We have decided to keep one gilt (an unbred female pig), to become our farm sow (female pig used to breed).  Therefore the official winner of the Game of Sows is Arya.  Arya is a 3/4 Berkshire 1/4 Duroc cross,  which I like to call our miniature holstein (the large spotted cows seen at any major dairy) because she is white with black spots.  She was a super quick grower, out growing everyone else in the bunch.  She is very independent not rubbing against us everytime we go into the pig pens, but she also is easy to handle which was a big factor for our breeding stock.  

Arya along with her 3 remaining companions.  Also notice how tilled the garden looks.

The greenhouse is serving us very nicely.   We've been eating a lot of fresh greens out of the greenhouse and with the rich mix of compost and topsoil we filled it with, the crops are doing the best of any on the farm so far.  We are currently growing lettuce, spinach, arugula, turnips, radishes, cilantro, and kohlrabi in the greenhouse, and certainly could be doing much more but due to the late start we went only with short season crops when we planted at the beginning of September.    
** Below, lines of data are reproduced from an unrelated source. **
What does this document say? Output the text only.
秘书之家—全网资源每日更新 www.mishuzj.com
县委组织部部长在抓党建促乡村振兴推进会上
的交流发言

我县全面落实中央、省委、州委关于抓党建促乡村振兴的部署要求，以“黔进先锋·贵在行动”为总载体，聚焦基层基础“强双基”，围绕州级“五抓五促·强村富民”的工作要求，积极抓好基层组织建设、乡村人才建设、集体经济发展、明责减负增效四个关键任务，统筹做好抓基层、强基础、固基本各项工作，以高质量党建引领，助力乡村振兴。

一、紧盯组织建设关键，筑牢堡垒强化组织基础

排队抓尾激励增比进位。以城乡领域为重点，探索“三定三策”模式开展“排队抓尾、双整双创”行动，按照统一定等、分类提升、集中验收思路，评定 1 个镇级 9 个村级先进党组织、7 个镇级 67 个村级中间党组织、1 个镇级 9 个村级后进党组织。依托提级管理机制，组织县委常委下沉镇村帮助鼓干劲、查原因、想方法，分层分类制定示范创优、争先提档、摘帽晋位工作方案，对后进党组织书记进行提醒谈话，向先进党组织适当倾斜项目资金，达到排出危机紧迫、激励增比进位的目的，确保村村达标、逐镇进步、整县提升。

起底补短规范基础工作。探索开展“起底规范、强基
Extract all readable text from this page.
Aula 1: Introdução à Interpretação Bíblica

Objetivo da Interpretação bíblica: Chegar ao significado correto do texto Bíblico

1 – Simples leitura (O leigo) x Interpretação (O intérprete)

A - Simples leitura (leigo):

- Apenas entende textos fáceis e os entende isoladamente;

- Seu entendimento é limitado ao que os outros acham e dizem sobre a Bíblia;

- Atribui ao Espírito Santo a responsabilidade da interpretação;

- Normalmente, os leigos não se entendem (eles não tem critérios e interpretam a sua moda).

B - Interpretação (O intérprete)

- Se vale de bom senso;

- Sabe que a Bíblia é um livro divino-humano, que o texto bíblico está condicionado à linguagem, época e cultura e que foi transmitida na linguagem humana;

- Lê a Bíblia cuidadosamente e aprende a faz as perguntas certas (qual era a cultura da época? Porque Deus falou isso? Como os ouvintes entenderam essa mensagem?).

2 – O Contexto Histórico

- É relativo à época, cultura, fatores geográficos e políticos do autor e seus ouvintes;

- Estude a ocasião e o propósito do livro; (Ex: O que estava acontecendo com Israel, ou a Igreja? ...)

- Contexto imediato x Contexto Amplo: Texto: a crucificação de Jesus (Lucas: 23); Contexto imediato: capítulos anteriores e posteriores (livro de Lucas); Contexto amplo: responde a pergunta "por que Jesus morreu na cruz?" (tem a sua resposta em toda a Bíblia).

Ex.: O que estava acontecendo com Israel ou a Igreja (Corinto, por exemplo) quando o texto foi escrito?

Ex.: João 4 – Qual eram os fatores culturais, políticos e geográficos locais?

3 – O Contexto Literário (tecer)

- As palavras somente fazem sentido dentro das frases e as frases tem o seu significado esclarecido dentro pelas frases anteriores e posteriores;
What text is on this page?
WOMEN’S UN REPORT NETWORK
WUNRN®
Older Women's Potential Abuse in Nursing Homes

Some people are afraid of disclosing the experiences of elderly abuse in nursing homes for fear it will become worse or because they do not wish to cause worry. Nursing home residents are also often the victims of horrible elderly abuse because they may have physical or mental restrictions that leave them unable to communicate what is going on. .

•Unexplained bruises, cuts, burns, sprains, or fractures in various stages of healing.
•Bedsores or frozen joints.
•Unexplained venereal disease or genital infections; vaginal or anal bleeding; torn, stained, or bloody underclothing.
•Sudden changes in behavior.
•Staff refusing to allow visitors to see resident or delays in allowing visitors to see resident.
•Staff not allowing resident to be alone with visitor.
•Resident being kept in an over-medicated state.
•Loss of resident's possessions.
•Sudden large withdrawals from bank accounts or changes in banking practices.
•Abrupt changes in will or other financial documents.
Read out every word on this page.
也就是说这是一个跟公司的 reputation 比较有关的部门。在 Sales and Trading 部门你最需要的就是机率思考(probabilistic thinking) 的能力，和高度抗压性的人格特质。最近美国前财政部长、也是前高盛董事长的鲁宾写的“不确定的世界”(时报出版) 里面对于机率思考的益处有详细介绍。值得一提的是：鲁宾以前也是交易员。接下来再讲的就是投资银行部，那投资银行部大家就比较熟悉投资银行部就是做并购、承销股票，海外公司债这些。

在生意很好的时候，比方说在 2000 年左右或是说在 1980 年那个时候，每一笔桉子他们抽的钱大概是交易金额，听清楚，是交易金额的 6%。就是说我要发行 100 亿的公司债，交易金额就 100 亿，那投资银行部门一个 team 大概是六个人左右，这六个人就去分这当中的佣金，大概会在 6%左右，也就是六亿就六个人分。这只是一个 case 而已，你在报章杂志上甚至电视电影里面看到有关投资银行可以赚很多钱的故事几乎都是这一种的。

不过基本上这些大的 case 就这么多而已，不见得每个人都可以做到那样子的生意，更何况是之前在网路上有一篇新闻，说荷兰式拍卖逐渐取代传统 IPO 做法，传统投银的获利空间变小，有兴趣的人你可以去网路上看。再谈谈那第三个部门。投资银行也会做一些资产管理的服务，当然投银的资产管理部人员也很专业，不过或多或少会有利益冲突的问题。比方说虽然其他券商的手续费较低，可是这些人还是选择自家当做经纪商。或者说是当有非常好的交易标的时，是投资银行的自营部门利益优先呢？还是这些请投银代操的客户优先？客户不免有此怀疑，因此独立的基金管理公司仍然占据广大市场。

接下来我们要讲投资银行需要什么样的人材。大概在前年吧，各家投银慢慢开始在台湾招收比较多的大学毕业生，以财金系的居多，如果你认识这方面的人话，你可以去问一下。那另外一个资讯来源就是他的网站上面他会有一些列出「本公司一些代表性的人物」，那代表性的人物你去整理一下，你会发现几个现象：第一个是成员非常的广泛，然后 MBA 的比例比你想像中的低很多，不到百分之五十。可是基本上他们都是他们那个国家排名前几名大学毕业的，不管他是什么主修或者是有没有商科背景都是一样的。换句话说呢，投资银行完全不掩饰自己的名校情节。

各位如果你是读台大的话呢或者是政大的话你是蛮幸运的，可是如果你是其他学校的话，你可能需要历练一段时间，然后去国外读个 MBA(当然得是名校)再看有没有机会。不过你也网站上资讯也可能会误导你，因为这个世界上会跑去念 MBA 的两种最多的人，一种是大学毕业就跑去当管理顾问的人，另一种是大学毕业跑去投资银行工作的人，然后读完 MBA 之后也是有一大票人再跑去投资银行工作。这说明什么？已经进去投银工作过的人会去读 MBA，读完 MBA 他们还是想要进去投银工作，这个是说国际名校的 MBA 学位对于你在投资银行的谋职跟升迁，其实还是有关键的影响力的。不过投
In Cow news we've had some interesting developments.  When we picked up Rosie in May, she had been out running with a bull for about 2 months, so we expected her to be pregnant when we got her.  After having the vet come out and check her out we were told she was not in fact pregnant.  We were disappointed, but looked at the bright side, at least we wouldn't have a calf between December and February.  We then spent the next few months trying to keep track of what we thought were her heat cycles.  We then took Rosie to Shamrock Acres Dexter Farm to have her bred to a smaller cow breed, the Dexter.  When we got her back, after about 8 weeks, we had her checked again to see if she took.  The good news is that she is pregnant!  The surprise was that she is about 4-5 months pregnant according to the vet.  What this means is that she must have been only a week or two pregnant when we first checked her in the spring.  So we are now expecting a calf in late January or early February.  

This is her sultry look over the shoulder and MOO pose.  

Otherwise both of us have been keeping busy trying to balance our farm work with our winter jobs.  Farmer Figgins is working at Buzz Wireless in Ionia, right by Little Caesars Pizza, usually in the evening.  I (Farmer Don) am at Menards again this winter.  Feel free to drop in and say hello to either of us, I can usually be found in the hardware section of Menards in the mornings and early afternoons   

It's time now for me to go get some more cleanup done around the farm, as the recent wind blew most of the remaining leaves out of the trees.